Bisnis.com, JAKARTA--- Badan Penyelenggara Jaminan Sosial (BPJS) Ketenagakerjaan mengharapkan Otoritas Jasa Keuangan (OJK) mengecualikan lembaganya dari rencana pengenaan pungutan iuran terhadap industri jasa keuangan.
Elvyn G.Masassya, Direktur Utama BPJS Ketenagakerjaan, mengatakan pengecualian itu perlu karena lembaganya merupakan badan hukum publik, bukan perusahaan dengan bentuk badan hukum perseroan terbatas.
“Kami sudah menyampaikan [soal itu], tapi belum secara tertulis,” kata Elvyn seusai menghadiri acara penandatanganan kesepakatan bersama antara BPJS Ketenagakerjaan dan Kementerian Tenaga Kerja dan Transmigrasi, Kamis (3/4).
BPJS Ketenagakerjaan merupakan lembaga negara yang diawasi oleh OJK. BPJS Ketenagakerjaan merupakan lembaga hasil pembubaran PT Jamsostek dan mulai beroperasi sejak 1 Januari 2014.
Sebagai gambaran, aset milik BPJS dipisah menjadi dua yaitu aset BPJS serta aset Dana Jaminan Sosial (DJS). Berdasarkan UU No.24/2011 tentang BPJS, lembaga tersebut wajib memisahkan dua aset itu.
Mengacu kepada beleid, aset BPJS bersumber dari modal awal pemerintah, hasil pengalihan aset PT Jamsostek, hasil pengembangan aset BPJS, dana operasional yang diambil dari DJS serta sumber lain yang sah menurut peraturan.
Aset BPJS tersebut dapat digunakan untuk biaya operasional penyelenggaraan program jaminan sosial, biaya pengadaan barang dan jasa, biaya untuk peningkatan kapasitas pelayanan serta investasi.

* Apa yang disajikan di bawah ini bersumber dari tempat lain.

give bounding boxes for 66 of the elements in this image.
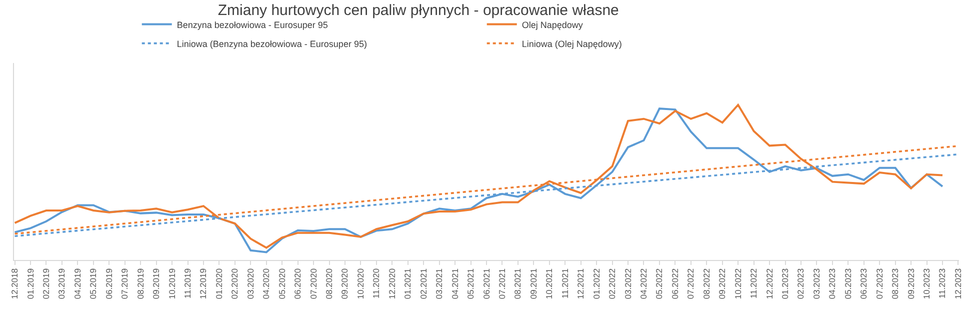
x-tick-label: 10.2019 (166, 268, 177, 300)
x-tick-label: 03.2019 (56, 268, 67, 300)
x-tick-label: 02.2020 (230, 268, 240, 300)
x-tick-label: 08.2020 (324, 268, 334, 300)
x-tick-label: 10.2020 (355, 268, 366, 300)
x-tick-label: 01.2022 (591, 268, 602, 300)
legend-label: Olej Napędowy (522, 20, 584, 30)
legend-label: Liniowa (Olej Napędowy) (522, 38, 622, 49)
x-tick-label: 12.2019 (198, 268, 208, 300)
x-tick-label: 11.2020 (371, 268, 382, 299)
x-tick-label: 02.2022 (607, 268, 618, 300)
x-tick-label: 12.2018 (10, 268, 20, 300)
x-tick-label: 09.2021 (528, 268, 538, 300)
x-tick-label: 06.2021 (481, 268, 492, 300)
x-tick-label: 09.2020 (340, 268, 350, 300)
x-tick-label: 11.2023 (937, 268, 948, 299)
x-tick-label: 09.2023 (906, 268, 916, 300)
x-tick-label: 10.2023 (922, 268, 932, 300)
x-tick-label: 09.2022 (717, 268, 728, 300)
x-tick-label: 12.2023 (952, 268, 963, 300)
x-tick-label: 02.2023 (796, 268, 806, 300)
x-tick-label: 11.2022 (748, 268, 759, 299)
legend-label: Benzyna bezołowiowa - Eurosuper 95 (176, 20, 328, 30)
x-tick-label: 02.2019 (40, 268, 51, 300)
x-tick-label: 03.2023 (811, 268, 822, 300)
x-tick-label: 07.2021 (496, 268, 507, 300)
x-tick-label: 08.2023 (890, 268, 900, 300)
x-tick-label: 07.2023 (874, 268, 884, 300)
x-tick-label: 05.2019 (88, 268, 98, 300)
x-tick-label: 12.2022 (764, 268, 774, 300)
x-tick-label: 10.2021 (544, 268, 554, 300)
x-tick-label: 04.2020 (261, 268, 272, 300)
x-tick-label: 03.2021 (434, 268, 444, 300)
x-tick-label: 07.2020 (308, 268, 318, 300)
x-tick-label: 01.2019 (25, 268, 36, 300)
x-tick-label: 06.2023 (858, 268, 869, 300)
x-tick-label: 06.2020 (292, 268, 303, 300)
x-tick-label: 04.2019 (72, 268, 82, 300)
x-tick-label: 03.2022 (622, 268, 633, 300)
legend-label: Liniowa (Benzyna bezołowiowa - Eurosuper 95) (176, 38, 367, 49)
x-tick-label: 06.2019 (104, 268, 114, 300)
x-tick-label: 02.2021 (418, 268, 428, 300)
x-tick-label: 06.2022 (670, 268, 680, 300)
x-tick-label: 08.2021 (512, 268, 523, 300)
x-tick-label: 01.2020 (214, 268, 224, 300)
x-tick-label: 09.2019 (151, 268, 162, 300)
x-tick-label: 07.2022 (686, 268, 696, 300)
x-tick-label: 05.2021 (466, 268, 476, 300)
x-tick-label: 05.2023 (842, 268, 853, 300)
x-tick-label: 03.2020 (245, 268, 256, 300)
x-tick-label: 11.2019 (182, 268, 193, 299)
x-tick-label: 04.2021 (450, 268, 460, 300)
x-tick-label: 01.2021 (402, 268, 413, 300)
chart-title: Zmiany hurtowych cen paliw płynnych - opracowanie własne (218, 2, 619, 20)
x-tick-label: 11.2021 (560, 268, 570, 299)
x-tick-label: 12.2020 (386, 268, 397, 300)
x-tick-label: 12.2021 (576, 268, 586, 300)
x-tick-label: 01.2023 (780, 268, 790, 300)
x-tick-label: 08.2019 (135, 268, 146, 300)
x-tick-label: 05.2020 (276, 268, 287, 300)
x-tick-label: 04.2023 (827, 268, 838, 300)
x-tick-label: 04.2022 (638, 268, 649, 300)
x-tick-label: 05.2022 (654, 268, 664, 300)
x-tick-label: 10.2022 (732, 268, 743, 300)
x-tick-label: 08.2022 (701, 268, 712, 300)
x-tick-label: 07.2019 (120, 268, 130, 300)
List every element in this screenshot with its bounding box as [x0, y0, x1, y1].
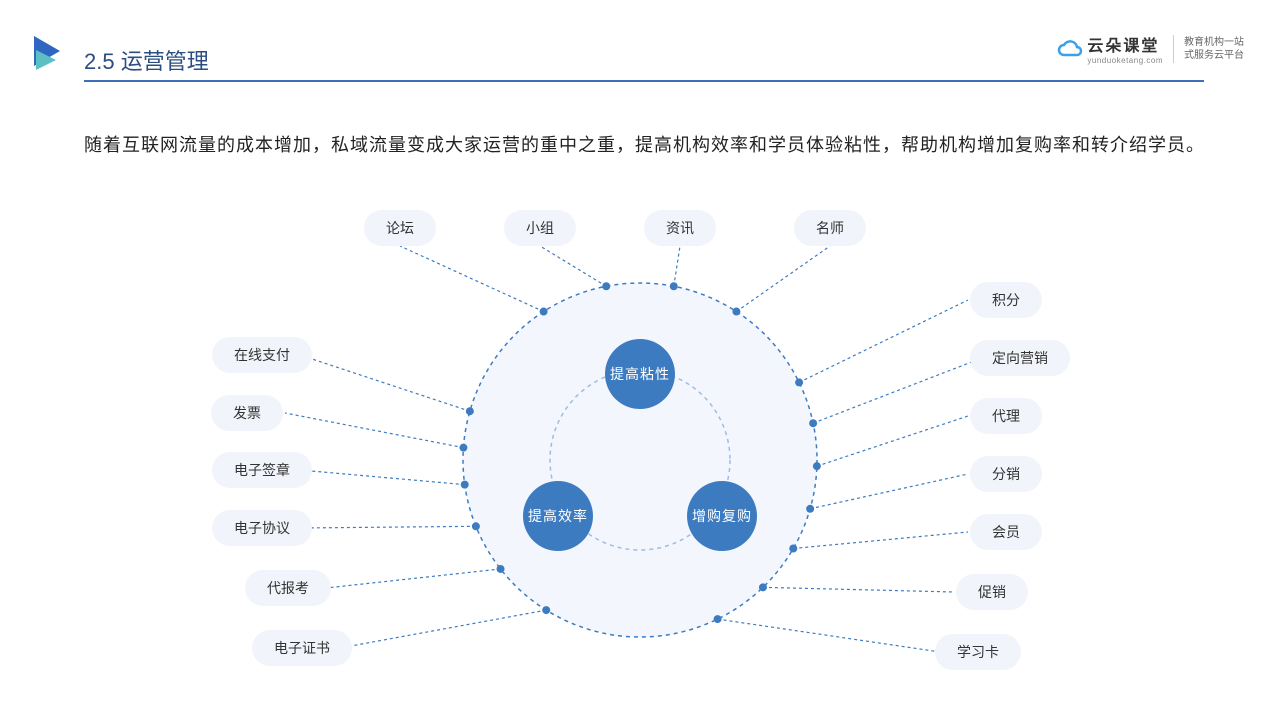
feature-pill: 代理: [970, 398, 1042, 434]
core-node: 增购复购: [687, 481, 757, 551]
tagline-line1: 教育机构一站: [1184, 36, 1244, 49]
logo-sub-text: yunduoketang.com: [1087, 56, 1163, 65]
feature-pill: 发票: [211, 395, 283, 431]
feature-pill: 促销: [956, 574, 1028, 610]
logo-brand-text: 云朵课堂: [1087, 32, 1163, 56]
feature-pill: 电子证书: [252, 630, 352, 666]
logo-mark: 云朵课堂 yunduoketang.com: [1057, 32, 1163, 65]
feature-pill: 积分: [970, 282, 1042, 318]
section-name: 运营管理: [121, 49, 209, 74]
title-underline: [84, 80, 1204, 82]
feature-pill: 分销: [970, 456, 1042, 492]
section-description: 随着互联网流量的成本增加，私域流量变成大家运营的重中之重，提高机构效率和学员体验…: [84, 128, 1210, 162]
feature-pill: 论坛: [364, 210, 436, 246]
logo-divider: [1173, 35, 1174, 63]
section-icon: [34, 36, 64, 70]
feature-pill: 小组: [504, 210, 576, 246]
feature-pill: 电子签章: [212, 452, 312, 488]
feature-pill: 在线支付: [212, 337, 312, 373]
core-node: 提高粘性: [605, 339, 675, 409]
logo-tagline: 教育机构一站 式服务云平台: [1184, 36, 1244, 62]
tagline-line2: 式服务云平台: [1184, 49, 1244, 62]
feature-pill: 资讯: [644, 210, 716, 246]
brand-logo: 云朵课堂 yunduoketang.com 教育机构一站 式服务云平台: [1057, 32, 1244, 65]
feature-pill: 会员: [970, 514, 1042, 550]
feature-pill: 电子协议: [212, 510, 312, 546]
cloud-icon: [1057, 39, 1083, 59]
feature-pill: 学习卡: [935, 634, 1021, 670]
feature-pill: 名师: [794, 210, 866, 246]
core-node: 提高效率: [523, 481, 593, 551]
feature-pill: 定向营销: [970, 340, 1070, 376]
section-title: 2.5 运营管理: [84, 44, 209, 76]
feature-pill: 代报考: [245, 570, 331, 606]
section-number: 2.5: [84, 49, 115, 74]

Sementara itu, aset DJS bersumber dari iuran jaminan sosial, hasil pengembangan DJS, hasil pengalihan aset program jaminan sosial yang menjadi hak peserta dari PT Jamsostek serta sumber lain yang sah sesuai peraturan.
Elvyn mengatakan nilai aset BPJS Ketenagakerjaan saat ini Rp8 triliun serta aset DJS mencapai Rp153 triliun. “Kami mengelola [dana itu] untuk kepentingan jaminan sosial dan usahanya atau institusinya adalah nirlaba,” katanya.